Rivers' latest big blunder was a pass thrown straight to Tampa Bay cornerback Leonard Johnson, who returned it 83 yards to give the Bucs a 10-point lead in a game they would win 34-24 on Sunday.
On Monday, Turner was asked if he'd consider sitting Rivers, like he's done with running back Ryan Mathews and wide receiver Robert Meachem after they made crucial mistakes that contributed to losses.
"You know, Philip Rivers gave us a chance to win that game," Turner said. "He made so many plays that a lot of guys can't make. It's hard for me to answer that question because I just don't think people have an understanding of what that question means. What you do is you go put together a team, put together a lineup that gives you the best chance to win, OK?"

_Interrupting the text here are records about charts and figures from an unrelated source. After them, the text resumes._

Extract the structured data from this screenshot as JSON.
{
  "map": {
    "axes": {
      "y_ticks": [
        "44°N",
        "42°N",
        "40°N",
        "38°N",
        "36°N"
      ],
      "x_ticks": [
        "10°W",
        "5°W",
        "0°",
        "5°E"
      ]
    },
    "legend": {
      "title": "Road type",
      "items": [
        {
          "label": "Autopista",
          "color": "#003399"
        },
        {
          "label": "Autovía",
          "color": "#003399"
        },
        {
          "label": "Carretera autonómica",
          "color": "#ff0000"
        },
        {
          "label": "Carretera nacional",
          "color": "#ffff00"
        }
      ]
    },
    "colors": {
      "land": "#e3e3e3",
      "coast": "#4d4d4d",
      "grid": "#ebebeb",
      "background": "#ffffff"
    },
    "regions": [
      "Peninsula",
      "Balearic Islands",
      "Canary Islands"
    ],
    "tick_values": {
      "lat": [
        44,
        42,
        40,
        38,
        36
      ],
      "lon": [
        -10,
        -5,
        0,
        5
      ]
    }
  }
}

Rivers threw another interception in the fourth quarter Sunday, giving him 40 turnovers in the last 25 games.
"He was 40 of 46 over the last couple of weeks, and then had the interception," Turner said. "Obviously it's a ball he'd like to have back. If he had it over again, he'd throw the ball away."
Rivers has struggled this season, in part because he's under siege behind a leaky line. His throws have been hurried and he often throws off his back foot.
The Chargers lost Marcus McNeill and Kris Dielman from the left side of their offensive line due to injuries and haven't adequately replaced them. Wide receiver Vincent Jackson left when he became a free agent, and the Chargers replaced him with Meachem and Eddie Royal. Combined, Meachem and Royal haven't come close to matching Jackson's 769 yards and six touchdowns on 36 catches.
"The thing about Philip is there's no one who works harder at it, there's no one who cares more about it, there's no one who tries harder," Turner said. "He wouldn't be going out there and completing 82 percent of his passes over the last two weeks if he wasn't spending an unbelievable amount of time in his preparation and helping other guys prepare. He obviously is trying as hard as he can to go win and in a couple of those cases he's trying to do too much. It's not 20 plays. It's one or two plays in two or three of the games."
"It's frustrating," the coach said. "It's frustrating for him; it's frustrating for all of us. We're spending a lot of time working on it."
On Oct. 15, Manning rallied the Broncos from a 24-0 halftime deficit to a 35-24 victory at San Diego. It was the second straight game in which the Chargers blew a double-digit, second-half lead.
If the Broncos win Sunday, they would be up three games with six to play, but it would effectively be a four-game lead because they would hold the tiebreaker.
In the wild-card race, the Bolts are two games behind the Indianapolis Colts and 1½ games behind Pittsburgh, which played Kansas City on Monday night. Two of the Chargers' four wins have been against the Chiefs, who went into Monday night's game with a 1-7 record.
San Diego has missed the playoffs the last two seasons and has only one playoff win in four seasons under Turner and general manager A.J. Smith.
Asked if he's happy with the roster he's been given by Smith, Turner said: "As you go look at our team and go play Tampa, I think Tampa's a talented team. I thought we matched up awfully well with them. We were capable of winning that game. We didn't."
The Chargers haven't made team president Dean Spanos or Smith available to comment on what's wrong with the Bolts.
"Obviously this thing is about going out and playing good on Sundays," Turner said. "We've been able to do it in spots. We haven't been able to do it for a complete game."